Kalau kita bertemu dengan orang yang sedang marah-marah, kita bisa memberikan ketenangan kepadanya. Kita bisa memberikan kesejukan bukan malah membakarnya menjadi semakin panas. Orang yang lagi panas hatinya itu, kita balas dengan kelembuatan agar marahnya menjadi redam.

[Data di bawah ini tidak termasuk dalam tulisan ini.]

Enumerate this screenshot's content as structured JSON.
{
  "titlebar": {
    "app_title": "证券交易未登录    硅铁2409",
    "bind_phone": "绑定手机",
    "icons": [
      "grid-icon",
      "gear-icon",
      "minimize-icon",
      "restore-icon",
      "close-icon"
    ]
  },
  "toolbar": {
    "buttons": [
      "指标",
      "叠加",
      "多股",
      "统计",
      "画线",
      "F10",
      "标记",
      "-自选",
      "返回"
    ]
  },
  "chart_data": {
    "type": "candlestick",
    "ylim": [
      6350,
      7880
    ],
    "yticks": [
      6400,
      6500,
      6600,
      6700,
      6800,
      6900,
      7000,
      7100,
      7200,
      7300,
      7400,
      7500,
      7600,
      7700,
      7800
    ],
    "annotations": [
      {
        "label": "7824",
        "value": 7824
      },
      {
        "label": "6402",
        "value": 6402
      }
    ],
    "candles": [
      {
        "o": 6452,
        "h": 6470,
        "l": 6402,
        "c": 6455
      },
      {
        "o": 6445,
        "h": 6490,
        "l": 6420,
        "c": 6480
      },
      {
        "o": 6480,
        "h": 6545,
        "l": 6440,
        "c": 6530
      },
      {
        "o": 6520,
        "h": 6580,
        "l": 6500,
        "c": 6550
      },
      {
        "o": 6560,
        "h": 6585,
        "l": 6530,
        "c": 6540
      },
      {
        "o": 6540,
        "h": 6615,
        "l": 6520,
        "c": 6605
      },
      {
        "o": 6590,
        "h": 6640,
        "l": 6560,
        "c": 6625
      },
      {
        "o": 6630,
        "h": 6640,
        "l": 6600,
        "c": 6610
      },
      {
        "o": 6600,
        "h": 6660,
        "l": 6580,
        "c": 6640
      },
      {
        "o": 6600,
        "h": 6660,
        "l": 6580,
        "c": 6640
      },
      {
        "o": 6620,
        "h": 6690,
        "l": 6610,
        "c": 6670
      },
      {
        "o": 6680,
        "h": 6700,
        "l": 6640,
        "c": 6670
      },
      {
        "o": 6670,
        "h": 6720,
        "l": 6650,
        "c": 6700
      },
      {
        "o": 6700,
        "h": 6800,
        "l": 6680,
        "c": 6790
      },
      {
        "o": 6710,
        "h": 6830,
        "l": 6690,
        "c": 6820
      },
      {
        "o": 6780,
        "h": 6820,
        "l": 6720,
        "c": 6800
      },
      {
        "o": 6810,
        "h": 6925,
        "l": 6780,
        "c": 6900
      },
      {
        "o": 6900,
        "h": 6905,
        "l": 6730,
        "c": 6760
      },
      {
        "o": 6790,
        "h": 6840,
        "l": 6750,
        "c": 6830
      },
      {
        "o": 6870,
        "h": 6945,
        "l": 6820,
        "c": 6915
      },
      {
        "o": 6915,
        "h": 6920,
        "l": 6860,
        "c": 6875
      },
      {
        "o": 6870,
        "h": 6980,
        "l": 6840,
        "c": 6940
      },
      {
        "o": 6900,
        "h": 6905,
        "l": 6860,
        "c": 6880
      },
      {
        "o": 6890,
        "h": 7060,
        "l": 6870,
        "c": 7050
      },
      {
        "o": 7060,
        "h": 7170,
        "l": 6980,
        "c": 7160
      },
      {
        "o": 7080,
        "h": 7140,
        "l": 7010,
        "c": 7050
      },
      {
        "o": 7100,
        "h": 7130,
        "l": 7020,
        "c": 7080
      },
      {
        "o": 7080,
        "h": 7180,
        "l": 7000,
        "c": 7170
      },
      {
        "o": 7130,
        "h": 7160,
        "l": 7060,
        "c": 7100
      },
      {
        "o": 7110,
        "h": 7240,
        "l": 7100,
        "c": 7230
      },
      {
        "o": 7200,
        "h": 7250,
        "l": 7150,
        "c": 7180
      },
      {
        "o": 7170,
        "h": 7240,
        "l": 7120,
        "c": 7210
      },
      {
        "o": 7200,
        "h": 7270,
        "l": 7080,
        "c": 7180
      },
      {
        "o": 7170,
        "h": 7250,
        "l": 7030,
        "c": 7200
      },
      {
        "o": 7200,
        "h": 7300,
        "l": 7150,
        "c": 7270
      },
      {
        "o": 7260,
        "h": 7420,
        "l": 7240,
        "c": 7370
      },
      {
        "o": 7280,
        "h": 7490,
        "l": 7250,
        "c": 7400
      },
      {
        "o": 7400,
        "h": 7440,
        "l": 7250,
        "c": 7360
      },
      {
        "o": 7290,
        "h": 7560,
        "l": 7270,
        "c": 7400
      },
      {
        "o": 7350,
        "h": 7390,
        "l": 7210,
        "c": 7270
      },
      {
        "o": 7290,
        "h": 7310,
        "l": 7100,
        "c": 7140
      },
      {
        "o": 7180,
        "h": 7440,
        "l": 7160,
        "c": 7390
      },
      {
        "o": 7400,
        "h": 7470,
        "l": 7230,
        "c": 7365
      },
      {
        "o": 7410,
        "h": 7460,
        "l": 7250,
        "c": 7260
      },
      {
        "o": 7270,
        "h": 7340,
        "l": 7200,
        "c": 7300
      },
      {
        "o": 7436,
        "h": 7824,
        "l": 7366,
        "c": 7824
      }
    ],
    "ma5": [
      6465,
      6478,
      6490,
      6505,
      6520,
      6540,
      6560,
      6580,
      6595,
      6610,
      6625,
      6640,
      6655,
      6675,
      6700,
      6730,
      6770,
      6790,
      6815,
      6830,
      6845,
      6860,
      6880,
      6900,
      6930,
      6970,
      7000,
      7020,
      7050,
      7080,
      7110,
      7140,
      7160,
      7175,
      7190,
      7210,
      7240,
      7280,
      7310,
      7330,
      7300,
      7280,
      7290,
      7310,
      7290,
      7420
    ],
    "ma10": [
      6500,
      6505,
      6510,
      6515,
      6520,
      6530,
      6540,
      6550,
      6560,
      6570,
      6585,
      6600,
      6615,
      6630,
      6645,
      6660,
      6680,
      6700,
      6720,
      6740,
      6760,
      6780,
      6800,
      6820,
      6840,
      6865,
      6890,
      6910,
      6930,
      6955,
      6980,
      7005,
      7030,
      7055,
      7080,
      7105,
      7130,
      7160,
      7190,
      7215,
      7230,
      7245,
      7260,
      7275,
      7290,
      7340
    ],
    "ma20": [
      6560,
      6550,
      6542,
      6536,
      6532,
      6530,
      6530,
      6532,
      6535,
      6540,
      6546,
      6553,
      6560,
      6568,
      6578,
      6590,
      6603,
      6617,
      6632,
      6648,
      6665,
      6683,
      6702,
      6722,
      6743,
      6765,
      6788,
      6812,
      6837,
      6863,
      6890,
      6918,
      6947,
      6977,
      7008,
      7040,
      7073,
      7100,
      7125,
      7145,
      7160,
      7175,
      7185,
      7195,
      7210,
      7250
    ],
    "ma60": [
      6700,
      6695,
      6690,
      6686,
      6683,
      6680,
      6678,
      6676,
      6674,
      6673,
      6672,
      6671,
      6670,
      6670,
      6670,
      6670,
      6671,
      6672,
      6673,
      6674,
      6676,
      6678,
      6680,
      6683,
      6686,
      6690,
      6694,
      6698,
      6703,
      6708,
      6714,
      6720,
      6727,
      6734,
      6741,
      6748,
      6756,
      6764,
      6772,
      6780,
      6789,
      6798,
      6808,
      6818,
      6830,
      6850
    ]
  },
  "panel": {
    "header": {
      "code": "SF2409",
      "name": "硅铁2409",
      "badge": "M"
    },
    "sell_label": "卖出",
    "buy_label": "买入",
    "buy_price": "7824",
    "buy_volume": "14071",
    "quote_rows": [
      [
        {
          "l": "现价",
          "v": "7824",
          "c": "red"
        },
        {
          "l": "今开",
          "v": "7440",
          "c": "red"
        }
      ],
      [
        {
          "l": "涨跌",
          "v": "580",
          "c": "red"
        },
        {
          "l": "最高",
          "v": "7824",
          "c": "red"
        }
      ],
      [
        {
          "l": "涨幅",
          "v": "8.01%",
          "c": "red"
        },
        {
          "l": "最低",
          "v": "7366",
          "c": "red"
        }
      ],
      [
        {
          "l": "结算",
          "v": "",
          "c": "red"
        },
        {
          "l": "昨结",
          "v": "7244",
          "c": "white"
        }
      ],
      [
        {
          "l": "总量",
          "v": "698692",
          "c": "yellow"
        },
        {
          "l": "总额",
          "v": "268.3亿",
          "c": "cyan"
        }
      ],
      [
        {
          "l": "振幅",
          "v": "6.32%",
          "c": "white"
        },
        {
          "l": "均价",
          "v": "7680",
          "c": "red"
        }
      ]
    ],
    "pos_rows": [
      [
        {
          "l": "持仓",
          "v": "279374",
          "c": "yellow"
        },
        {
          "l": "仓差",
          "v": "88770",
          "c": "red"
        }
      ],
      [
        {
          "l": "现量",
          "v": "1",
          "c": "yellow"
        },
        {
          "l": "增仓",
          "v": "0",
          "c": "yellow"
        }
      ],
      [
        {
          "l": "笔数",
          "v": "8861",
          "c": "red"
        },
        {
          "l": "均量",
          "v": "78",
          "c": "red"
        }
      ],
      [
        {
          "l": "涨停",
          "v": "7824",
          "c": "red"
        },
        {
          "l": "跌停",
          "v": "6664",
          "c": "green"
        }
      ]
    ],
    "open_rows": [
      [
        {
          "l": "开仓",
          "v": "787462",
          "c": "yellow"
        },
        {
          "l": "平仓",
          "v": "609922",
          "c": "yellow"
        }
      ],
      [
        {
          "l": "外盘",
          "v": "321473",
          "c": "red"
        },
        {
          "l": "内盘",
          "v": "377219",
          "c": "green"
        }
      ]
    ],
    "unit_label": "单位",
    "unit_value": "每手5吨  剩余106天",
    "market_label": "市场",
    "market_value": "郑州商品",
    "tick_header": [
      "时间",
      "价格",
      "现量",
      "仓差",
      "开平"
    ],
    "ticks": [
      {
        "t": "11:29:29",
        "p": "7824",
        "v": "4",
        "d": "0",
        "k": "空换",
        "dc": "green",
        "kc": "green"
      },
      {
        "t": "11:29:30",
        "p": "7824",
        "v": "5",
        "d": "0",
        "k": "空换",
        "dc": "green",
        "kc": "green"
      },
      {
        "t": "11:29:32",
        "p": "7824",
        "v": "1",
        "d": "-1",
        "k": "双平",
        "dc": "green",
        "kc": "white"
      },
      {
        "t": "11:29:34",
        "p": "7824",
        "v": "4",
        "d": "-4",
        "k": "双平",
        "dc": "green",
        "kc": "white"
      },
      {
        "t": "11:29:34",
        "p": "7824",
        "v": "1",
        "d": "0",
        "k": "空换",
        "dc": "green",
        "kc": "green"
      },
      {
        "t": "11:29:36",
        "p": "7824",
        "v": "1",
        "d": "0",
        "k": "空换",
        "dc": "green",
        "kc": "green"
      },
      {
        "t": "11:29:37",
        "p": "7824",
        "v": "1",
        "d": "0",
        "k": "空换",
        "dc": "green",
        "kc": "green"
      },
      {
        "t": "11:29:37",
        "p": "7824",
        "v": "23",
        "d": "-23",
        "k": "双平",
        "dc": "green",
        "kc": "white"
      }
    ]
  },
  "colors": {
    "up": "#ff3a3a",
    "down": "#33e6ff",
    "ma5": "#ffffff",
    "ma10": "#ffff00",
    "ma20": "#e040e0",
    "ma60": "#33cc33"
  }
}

Kalau teman kita kesulitan dalam belajar di sekolah, kita bisa mengajarinya. Dengan mengajarinya kita berarti sudah membantunya. Bukan malah memberikan jawaban pada saat ulangan atau ujian. Memberikan contekan bukanlah jalan yang terbaik bila kita ingin berbuat baik dengan teman yang tidak tahu jawaban ulangan atau ujian. Dengan mengajarinya berarti kita telah memberikan pengetahuan kepadanya.
Kalau kita bertemu dengan teman yang sedang frustasi dan sedang dalam ambang ketidakstabilan jiwa, sedang dalam duka cita, kita hendaknya menjadi sahabat di dalam memberikan ketenangan dan sukacita. Kita bisa menjadi tempat sandaran mencari jalan keluar dari persoalan itu.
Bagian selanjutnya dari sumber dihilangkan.